Read His Words Before Ours!
Philippians 1:6
1 Thessalonians 5:24
Psalm 138:7-8
Isaiah 41:8-10
My body was wooden and rigid, pulling away as sternly as I could despite the strong arms embracing me. My eyes were aloof and my expression stoic, even as the champion of my heart looked at me with deep love and spoke with tenderness.
“I love you”, he whispered, “You are enough.”
But I would have none of it, as all I could see was the mess strewn around my kitchen and living room.
“I’m never going to get this done in time!” I moaned inwardly. “Then I still have all that other stuff to finish. I’m not enough, not enough, not enough…” and so the haunting lyrics continued in my head.
I had said nothing out loud, but I may as well have been screaming and throwing stuff around with my body language. I had shut down, refusing the love that was literally holding me, while treating my man horribly, as I stubbornly held onto myself.
I pulled away farther and my husband let me go, his voice now frustrated and his eyes full of hurt.
He told me he was tired of being treated so poorly.
I refused to trust him.
I rejected grace for myself.
I bought the lie that I had to earn love.
My man said I rejected him.
He said I hurt his heart.
He was right.
And in that very humble moment of gentle confrontation, the Spirit’s voice filled my heart and said, “You treat Me the same way.”
He was right.
With crying babies, demanding schedules, friendship commitments, ministry needs, battling teenage emotions, and relationship challenges, feelings of being overwhelmed wrap tightly around me all too fast.
I look at the mistakes.
I see how I’m not enough.
But I refuse to run headlong towards the rest that waits for me in the arms of Christ.
Missed quiet time.
Ragged spirit.
Hurtful words.
Lack of boldness in sharing Jesus.
Misplaced priorities.
Anger.
Rudeness.
Jesus waits.
Not with arms crossed and angry eyes waiting for me to figure out how to fix this mess.
No, His are the arms around me, despite me pushing away. Right there in that moment.
His rest is the one I run from, as I arrogantly cling to my own sufficiency.
Oh how we love to speak of God’s amazing grace that saves and reconciles our sin-wrecked hearts to Himself.
We heartily proclaim that we could never save ourselves.
But for all the ways we fearlessly tout a salvation by faith alone,
we so quickly turn to works based sanctification.
Of course God is the only one who can save our desperate souls.
But somehow we end up living as if He isn’t strong enough to make us new along the way.
The problem?
Pride of self.
Lack of trust.
We feel we “should” be able to do everything in the time frame we demand,
while at the same time deciding that
God isn’t big enough to be trusted to finish the work HE began in us,
in His own way, in His own time.
What if He actually isn’t that “good, good Father”?
Those whispers?
Those doubts?
That second guessing of God’s character?
Enemy Lies, Sister!
I have three precious, beautiful girls whom I adore.

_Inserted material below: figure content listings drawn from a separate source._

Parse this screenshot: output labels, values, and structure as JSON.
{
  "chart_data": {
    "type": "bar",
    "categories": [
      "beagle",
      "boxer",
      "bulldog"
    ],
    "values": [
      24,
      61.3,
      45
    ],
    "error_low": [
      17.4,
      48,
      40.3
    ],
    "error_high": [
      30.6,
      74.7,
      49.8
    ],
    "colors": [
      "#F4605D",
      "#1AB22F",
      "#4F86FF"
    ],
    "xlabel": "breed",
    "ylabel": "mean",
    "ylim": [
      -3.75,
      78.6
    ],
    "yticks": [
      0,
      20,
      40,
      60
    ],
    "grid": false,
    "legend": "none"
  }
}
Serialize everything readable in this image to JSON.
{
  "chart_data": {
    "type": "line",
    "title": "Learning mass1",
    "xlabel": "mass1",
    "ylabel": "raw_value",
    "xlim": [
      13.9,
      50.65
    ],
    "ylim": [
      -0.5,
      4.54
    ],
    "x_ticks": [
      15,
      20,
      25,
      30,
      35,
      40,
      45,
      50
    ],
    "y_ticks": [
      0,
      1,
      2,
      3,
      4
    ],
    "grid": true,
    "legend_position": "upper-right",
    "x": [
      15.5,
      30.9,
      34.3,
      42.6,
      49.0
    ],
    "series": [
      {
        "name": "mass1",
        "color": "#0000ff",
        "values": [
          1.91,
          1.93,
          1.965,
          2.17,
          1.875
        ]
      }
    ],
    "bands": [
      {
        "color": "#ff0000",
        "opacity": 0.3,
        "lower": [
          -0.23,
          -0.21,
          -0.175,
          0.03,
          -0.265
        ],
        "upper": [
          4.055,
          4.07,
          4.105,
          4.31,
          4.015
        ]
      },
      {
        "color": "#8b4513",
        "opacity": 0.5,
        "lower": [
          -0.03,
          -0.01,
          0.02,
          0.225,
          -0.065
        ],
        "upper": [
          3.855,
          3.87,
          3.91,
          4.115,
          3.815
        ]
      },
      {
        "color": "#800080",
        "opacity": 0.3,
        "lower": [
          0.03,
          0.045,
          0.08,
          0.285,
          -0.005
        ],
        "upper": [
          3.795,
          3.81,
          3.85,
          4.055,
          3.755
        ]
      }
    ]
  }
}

But their innocence is quickly giving way to tempting lies as they grow up.
Every day, whether it’s mean words from a sibling, a negative feeling they have about themselves, or a skewed perspective on reality, I insistently remind them,
“Hold On To Truth!”.
If we know the truth, we can yank up those ugly lies as soon as they rear their angry heads in our everyday.
Truth:
God is trustworthy.
You, Christ-follower, are free from condemnation.
We were made to live in a rhythm of rest, far away from the stubborn lie that we are self-made, self-sufficient, Jesus-loving Christians.
Ladies, Hold On To Truth!
And fall headlong into those arms of rest!